Bergamotte Silvange was found in the woods of the Metz district, Lorraine, about the middle of the eighteenth century. The fruit is very variable in form and quality so that writers have been led to speak of three sorts of pears called Silvange—the yellow, the long, and the green. Fruit medium, globular-turbinate or obovate or of Bergamot shape; skin rough, bright green on the shaded side, darker where exposed to the sun, sprinkled with large, gray dots and stained with dark patches; flesh tinged with greenish-white near the center and yellowish-green near the skin, tender and melting, full of perfumed juice, saccharine, acidulous and possessed of an exquisite flavor; first; Oct. and Nov.
Bergamotte de Souchait. 1. Mas Pom. Gen. 6:99, fig. 434. 1880.
Of uncertain origin, though Mas suggests that it may have been raised in Germany. Fruit medium, globular-ovate, pale green, strewn with large, brown dots and stained with some patches of russet; on ripening the basic green becomes lemon-yellow and warm gold, the side next the sun being washed with vermilion on which are some grayish dots; flesh yellowish, half-tender, half-breaking, dry, sugary and highly perfumed with musk; second or third; July and first of Aug.
Bergamotte de Soulers. 1. Duhamel Trait. Arb. Fr. 2:168, Pl. XLIV, fig. 1. 1768. 2. Hogg Fruit Man. 504. 1884.
Bonne de Soulers. 3. Leroy Dict. Pom. 1:487, fig. 1867.

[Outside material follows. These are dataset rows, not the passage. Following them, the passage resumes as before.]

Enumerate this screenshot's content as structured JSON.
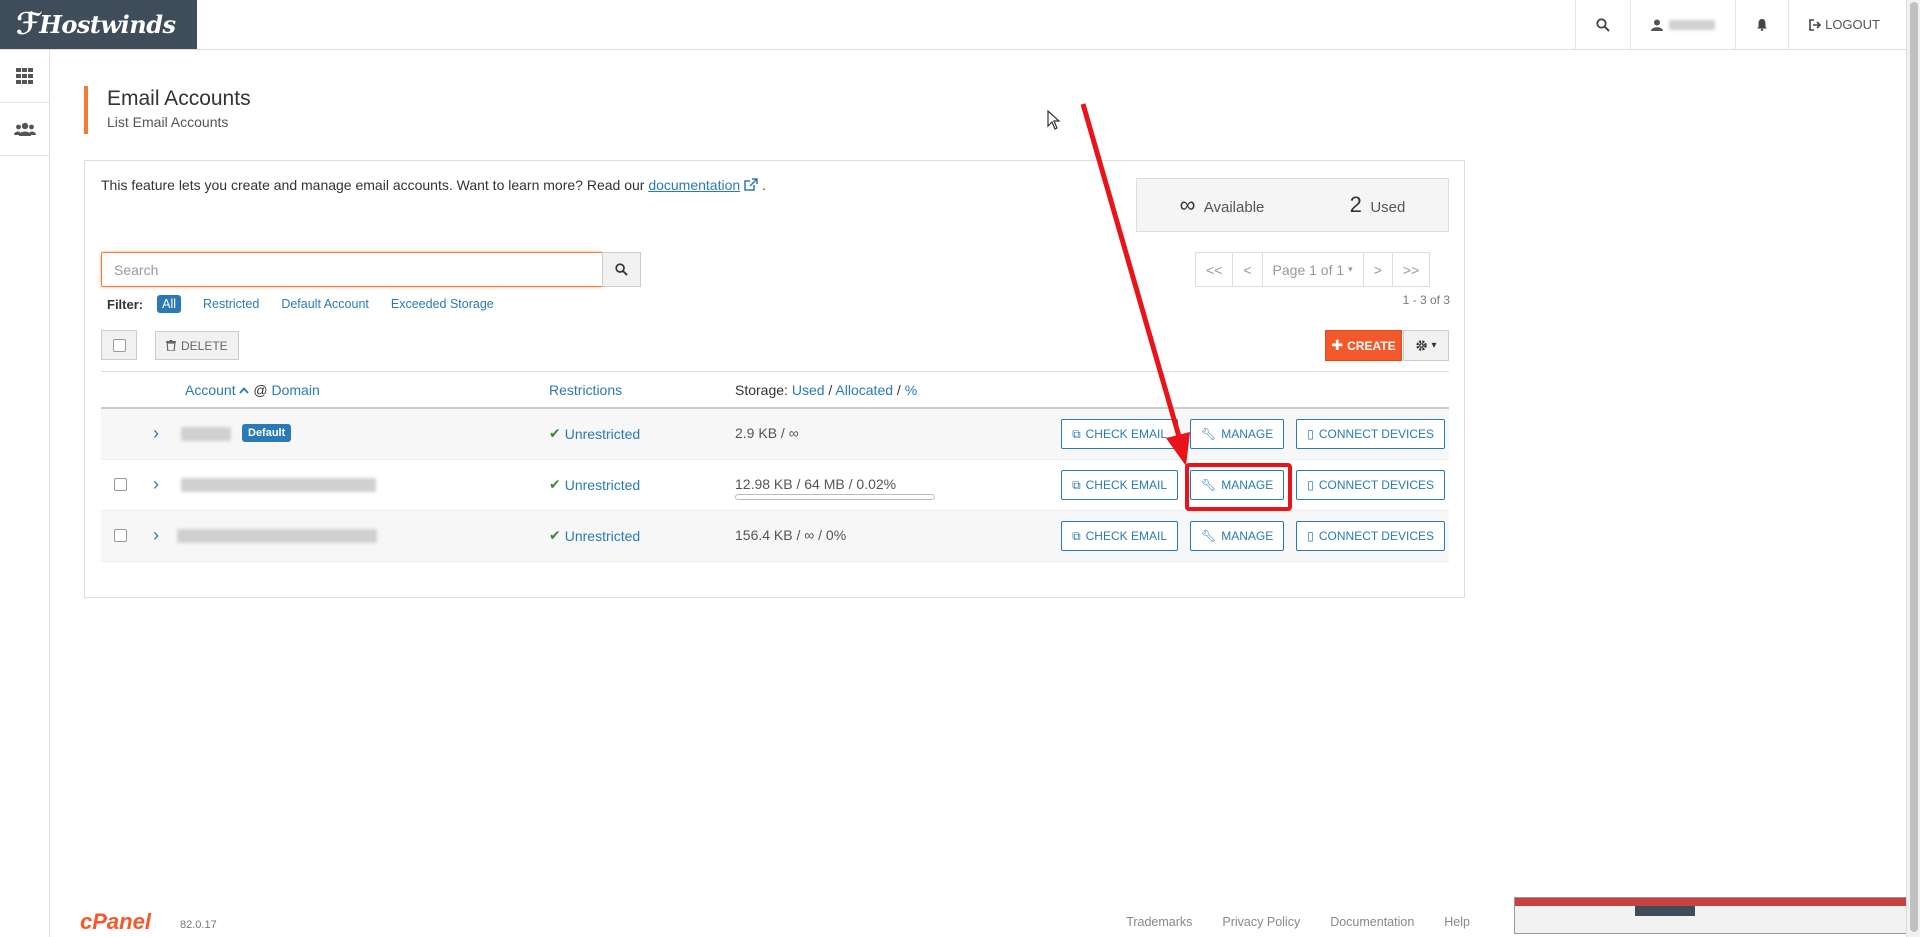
{
  "brand": {
    "name": "Hostwinds"
  },
  "topnav": {
    "user_label": "",
    "logout_label": "LOGOUT"
  },
  "header": {
    "title": "Email Accounts",
    "subtitle": "List Email Accounts"
  },
  "intro": {
    "text": "This feature lets you create and manage email accounts. Want to learn more? Read our",
    "link": "documentation",
    "end": "."
  },
  "stats": {
    "available_value": "∞",
    "available_label": "Available",
    "used_value": "2",
    "used_label": "Used"
  },
  "search": {
    "placeholder": "Search"
  },
  "filters": {
    "label": "Filter:",
    "items": [
      "All",
      "Restricted",
      "Default Account",
      "Exceeded Storage"
    ]
  },
  "pager": {
    "first": "<<",
    "prev": "<",
    "page": "Page 1 of 1",
    "next": ">",
    "last": ">>",
    "range": "1 - 3 of 3"
  },
  "toolbar": {
    "delete_label": "DELETE",
    "create_label": "CREATE"
  },
  "table": {
    "headers": {
      "account": "Account",
      "at": "@",
      "domain": "Domain",
      "restrictions": "Restrictions",
      "storage": "Storage:",
      "used": "Used",
      "allocated": "Allocated",
      "pct": "%"
    },
    "rows": [
      {
        "badge": "Default",
        "restriction": "Unrestricted",
        "storage": "2.9 KB / ∞"
      },
      {
        "restriction": "Unrestricted",
        "storage": "12.98 KB / 64 MB / 0.02%",
        "usage": 0.0002
      },
      {
        "restriction": "Unrestricted",
        "storage": "156.4 KB / ∞ / 0%"
      }
    ],
    "actions": {
      "check": "CHECK EMAIL",
      "manage": "MANAGE",
      "connect": "CONNECT DEVICES"
    }
  },
  "footer": {
    "logo": "cPanel",
    "version": "82.0.17",
    "links": [
      "Trademarks",
      "Privacy Policy",
      "Documentation",
      "Help"
    ]
  },
  "colors": {
    "accent": "#f4592b",
    "link": "#2a7ab8",
    "highlight": "#e8141a"
  }
}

This pear is an old French dessert fruit the first mention of which was by Merlet in 1675 who described it as a species of winter Bergamotte of good flavor and long keeping. Fruit medium, long-obovate, almost oval; skin smooth, shining, pale greenish-yellow, covered with dots of fawn and faintly tinged with brick-red on the side next the sun; flesh white, tender, melting, free from granulations, juicy, saccharine, slightly acidulous, with a characteristic and pleasant flavor; in France, of first quality and considered superior to Easter Beurré; in England only second, being too tender for the climate; Jan. to Mar. or Apr.
Bergamotte de Stryker. 1. Mas Le Verger 3:Pt. 1, 69, fig. 33. 1866-73. 2. Leroy Dict. Pom. 1:261, fig. 1867.
This variety is generally attributed to M. Parmentier, Enghien, Bel. Fruit small, globular, slightly flattened at the base and mammillate at the summit, yellow-ochre, finely dotted with bright gray and stained with russet patches; flesh yellowish, tender, semi-melting and very full of juice which is watery, sweet and pleasantly aromatic; first in France, second in England; end of Sept. and Oct.
Bergamotte Suisse Rond. 1. Knoop Fructologie 1:86, 134, Pl. 1771.
This pear resembles the ordinary Autumn Bergamot except in color which is green at first, becoming yellow as it attains maturity, streaked with yellow and red. Sept. and Oct.